Illinois unemployment benefits stolen as state fails to implement basic security
The Illinois Department of Employment Security troubles included scores of unemployed unable to get benefits, nearly 32,500 Social Security numbers exposed and now benefits theft. A simple fix used by many online retailers could have prevented the thefts.
Most Illinoisans have seen online retailers and social media platforms use a simple text or email to prevent fraud, but the Illinois Department of Employment Security doesn’t use it and workers idled during the COVID-19 pandemic have seen benefits stolen from their state accounts.
Two-factor authentication could prevent the recent wave of scammers by sending an email or text when there is a change to account information. William Kresse, a fraud expert at Governors State University, told ABC 7 News he was surprised IDES did not use two-factor authentication, which he called “commonplace” across online platforms.
“In general, whenever an entity is getting a request to change the routing of funds, they should definitely verify the authenticity of that request, and the easiest, cheapest way of doing it is through two-factor authentication,” Kresse said.
The FBI put out a warning to Illinoisans last week about the ongoing scheme, adding it has received thousands of reports and complaints from Illinoisans who have been affected. It also warned the thefts could complicate their federal income taxes.
The FBI said scammers are using people’s names and personal information to apply for unemployment benefits through IDES. Once the benefits are approved, the scammers exploit IDES’ security flaws to hijack recipient accounts and request the money be sent to another account.
“This is a terrible scheme because it’s affecting not just a few people locally, it’s affecting a large group of people here in Chicago and across the nation,” FBI Special Agent Siobhan Johnson told ABC 7 News.
Scam victims such as Russel McFeely, who lost $1,800 after his account was hijacked, never had the chance to add a layer of security to their IDES account. “It never gives you the opportunity to put in a [number] where you can get an SMS text,” McFeely told ABC 7 News.
Although IDES said it will investigate the fraud, that can take months as bank records are subpoenaed and as they work through a backlog of fraud cases. If fraud is detected, the idled, scammed worker will have their benefits replaced. Fraud can be reported to IDES at 800-814-0513 or to the FBI at 800-225-5324.

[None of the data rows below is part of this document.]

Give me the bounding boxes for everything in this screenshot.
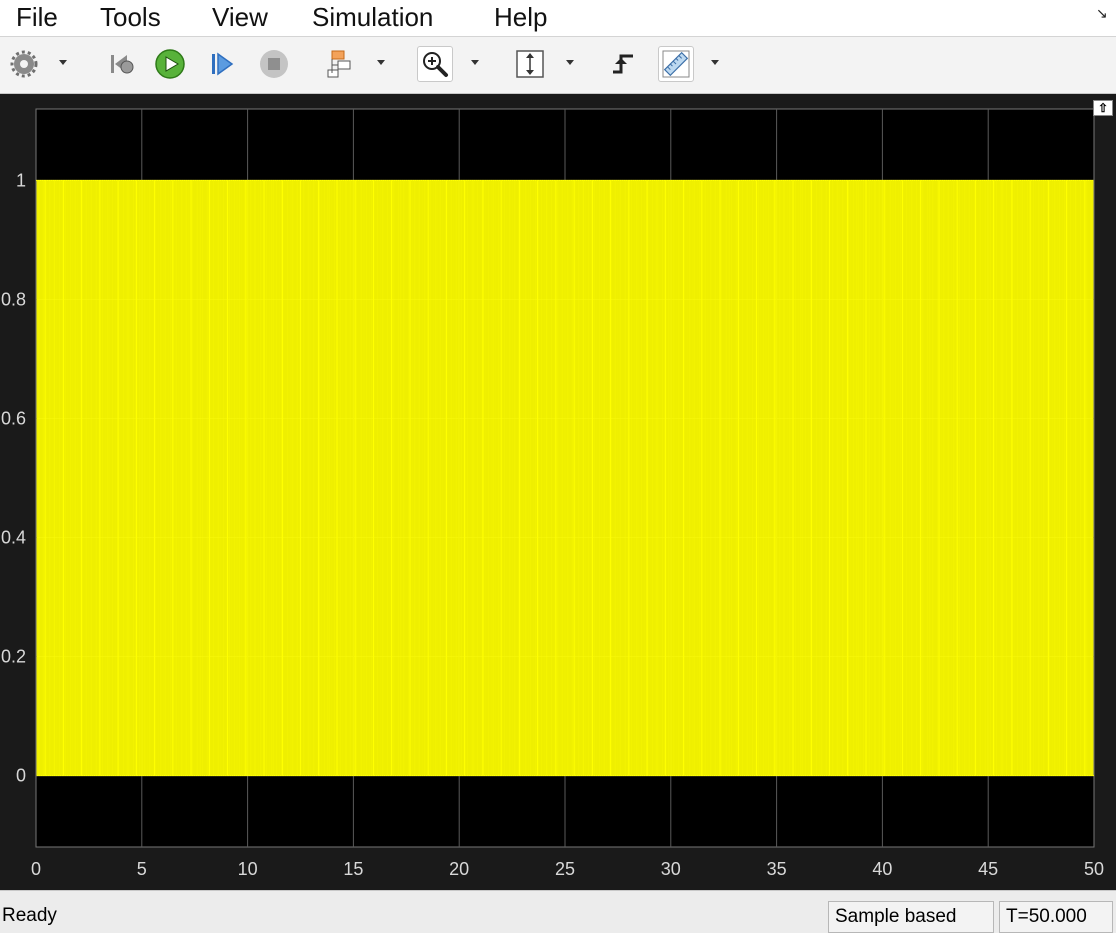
status-mode: Sample based	[828, 901, 994, 933]
run-icon[interactable]	[152, 46, 188, 82]
menu-help[interactable]: Help	[494, 0, 547, 34]
undock-icon[interactable]: ↘	[1096, 6, 1110, 20]
measurements-icon[interactable]	[658, 46, 694, 82]
menu-view[interactable]: View	[212, 0, 268, 34]
triggers-icon[interactable]	[605, 46, 641, 82]
scope-display[interactable]: 0 0.2 0.4 0.6 0.8 1 0 5 10 15 20 25 30 35 40 45 50 ⇧	[0, 94, 1116, 890]
measurements-dropdown-caret[interactable]	[711, 60, 719, 65]
y-tick-label: 0.2	[1, 647, 26, 667]
y-tick-labels: 0 0.2 0.4 0.6 0.8 1	[1, 170, 26, 785]
undock-axes-icon[interactable]: ⇧	[1093, 100, 1113, 116]
stop-icon[interactable]	[256, 46, 292, 82]
zoom-in-icon[interactable]	[417, 46, 453, 82]
zoom-dropdown-caret[interactable]	[471, 60, 479, 65]
x-tick-label: 5	[137, 859, 147, 879]
y-tick-label: 1	[16, 170, 26, 190]
y-tick-label: 0.8	[1, 289, 26, 309]
x-tick-labels: 0 5 10 15 20 25 30 35 40 45 50	[31, 859, 1104, 879]
menu-tools[interactable]: Tools	[100, 0, 161, 34]
menu-bar: File Tools View Simulation Help ↘	[0, 0, 1116, 37]
y-tick-label: 0.6	[1, 408, 26, 428]
step-back-icon[interactable]	[104, 46, 140, 82]
x-tick-label: 15	[343, 859, 363, 879]
x-tick-label: 10	[238, 859, 258, 879]
x-tick-label: 20	[449, 859, 469, 879]
highlight-block-icon[interactable]	[322, 46, 358, 82]
x-tick-label: 30	[661, 859, 681, 879]
status-bar: Ready Sample based T=50.000	[0, 890, 1116, 933]
signal-line	[36, 179, 1094, 777]
x-tick-label: 0	[31, 859, 41, 879]
menu-file[interactable]: File	[16, 0, 58, 34]
menu-simulation[interactable]: Simulation	[312, 0, 433, 34]
settings-dropdown-caret[interactable]	[59, 60, 67, 65]
x-tick-label: 25	[555, 859, 575, 879]
status-time: T=50.000	[999, 901, 1113, 933]
y-tick-label: 0	[16, 766, 26, 786]
y-tick-label: 0.4	[1, 528, 26, 548]
x-tick-label: 35	[767, 859, 787, 879]
scale-dropdown-caret[interactable]	[566, 60, 574, 65]
highlight-dropdown-caret[interactable]	[377, 60, 385, 65]
x-tick-label: 40	[872, 859, 892, 879]
toolbar	[0, 37, 1116, 94]
step-forward-icon[interactable]	[204, 46, 240, 82]
settings-icon[interactable]	[6, 46, 42, 82]
status-ready-text: Ready	[2, 905, 57, 926]
x-tick-label: 50	[1084, 859, 1104, 879]
scope-plot: 0 0.2 0.4 0.6 0.8 1 0 5 10 15 20 25 30 35 40 45 50	[1, 108, 1104, 879]
x-tick-label: 45	[978, 859, 998, 879]
scale-axes-icon[interactable]	[512, 46, 548, 82]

This security flaw and hijacking scheme follows a series of other recent missteps by IDES.
In April, the state awarded Deloitte a $22 million no-bid contract to build the new and updated Pandemic Unemployment Assistance claims system for IDES, as well as manage a call center, amid the tidal wave of claims following the state’s COVID-19 lockdowns. After IDES’s new system came online in May, it suffered a data breach first discovered by an applicant – accidentally publishing the private information of nearly 32,500 Illinoisans who applied for benefits. Identity theft related to that breach is the subject of a lawsuit.
IDES also has a long history of operational and fiscal bungling, failing to recover $115 million in erroneous payments last year and $450 million between 2012 and 2016. Audits have repeatedly found mismanagement, including allowing claims to go unanswered for more than two months.
Two-factor authorization is a basic security measure. IDES owes that protection, as well as swift reimbursement of stolen funds, to the unemployed Illinoisans forced to trust the state to properly handle their sensitive personal information.